Explosion of projects on the monarchy
The Bourbons: a royal family It is the first television title focused on the Spanish ruling house that sees the light of the handful of projects that have been announced in the last two years. In March 2020, the preparation of the documentary that now sees the light advanced. Then came projects like The king, by Javier Olivares and The Mediapro Studio; the adaptation of xrey podcast in fiction for the Starzplay platform; another fiction produced by Diagonal TV entitled Royal Palace; or a fiction series and another documentary that Mediaset announced at the end of 2020. However, little or no news has been received from most of them.

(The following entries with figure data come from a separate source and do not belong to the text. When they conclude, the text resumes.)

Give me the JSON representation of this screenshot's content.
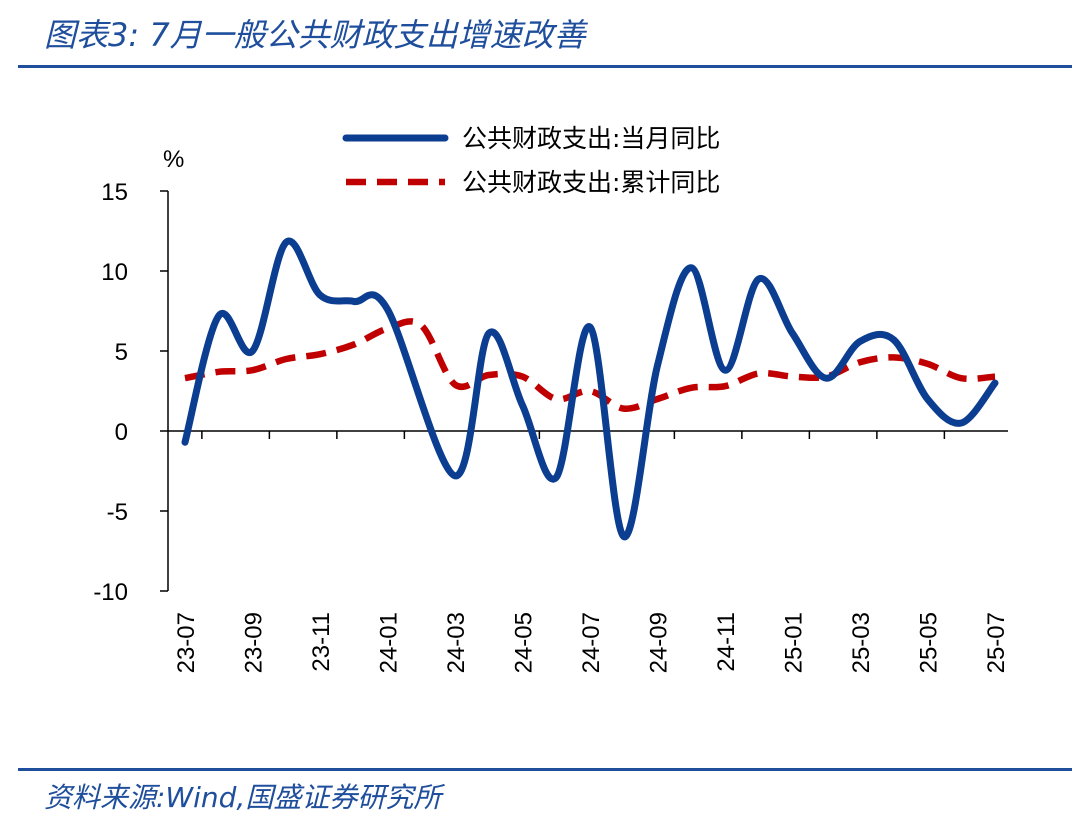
{
  "figure": {
    "title": "图表3:  7月一般公共财政支出增速改善",
    "source": "资料来源:Wind,国盛证券研究所"
  },
  "chart_data": {
    "type": "line",
    "yunit": "%",
    "ylim": [
      -10,
      15
    ],
    "yticks": [
      15,
      10,
      5,
      0,
      -5,
      -10
    ],
    "x": [
      "23-07",
      "23-08",
      "23-09",
      "23-10",
      "23-11",
      "23-12",
      "24-01",
      "24-02",
      "24-03",
      "24-04",
      "24-05",
      "24-06",
      "24-07",
      "24-08",
      "24-09",
      "24-10",
      "24-11",
      "24-12",
      "25-01",
      "25-02",
      "25-03",
      "25-04",
      "25-05",
      "25-06",
      "25-07"
    ],
    "xtick_labels": [
      "23-07",
      "23-09",
      "23-11",
      "24-01",
      "24-03",
      "24-05",
      "24-07",
      "24-09",
      "24-11",
      "25-01",
      "25-03",
      "25-05",
      "25-07"
    ],
    "legend_position": "top-center",
    "grid": false,
    "series": [
      {
        "name": "公共财政支出:当月同比",
        "color": "#0b3d91",
        "style": "solid",
        "values": [
          -0.7,
          7.2,
          5.0,
          11.8,
          8.5,
          8.1,
          7.6,
          null,
          -2.8,
          6.1,
          1.6,
          -2.9,
          6.5,
          -6.6,
          4.1,
          10.2,
          3.8,
          9.5,
          6.1,
          3.3,
          5.6,
          5.7,
          2.0,
          0.5,
          3.0
        ]
      },
      {
        "name": "公共财政支出:累计同比",
        "color": "#c00000",
        "style": "dashed",
        "values": [
          3.3,
          3.7,
          3.8,
          4.5,
          4.8,
          5.4,
          6.4,
          6.6,
          2.9,
          3.5,
          3.4,
          2.0,
          2.5,
          1.4,
          2.0,
          2.7,
          2.8,
          3.6,
          3.4,
          3.4,
          4.3,
          4.6,
          4.2,
          3.3,
          3.4
        ]
      }
    ]
  }
}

“What has happened, and is mentioned in the documentary, is that for 40 years we have only seen them in the shop window,” says Pastor. And he continues: “When the scene in Palma de Mallorca took place in the cathedral of the two queens debating over that photo, it was a shock for many people, especially for a generation, because until now we had not seen the back room.” The journalist recalls that “while the emeritus asked everyone to be exemplary and talked about having to pay taxes, he took money out of Spain and avoided paying taxes.” For Pastor, this documentary “talks about a family that is not real, but unreal, because it is unstructured, as some monarchists say in the documentary, because the emeritus have not been a couple in the last 40 years.”
For Gabilondo, this explosion of projects centered on the figure of the king emeritus and the Royal Family corresponds to a generational change: “Certain behaviors are no longer accepted. On top of that, Juan Carlos I has hit three red lines: violence against animals, being an unrepentant womanizer and stealing public money. He has done repoker”. Both also highlight the role of the press, analyzed in the documentary, in this change in the image projected by the Royal Family.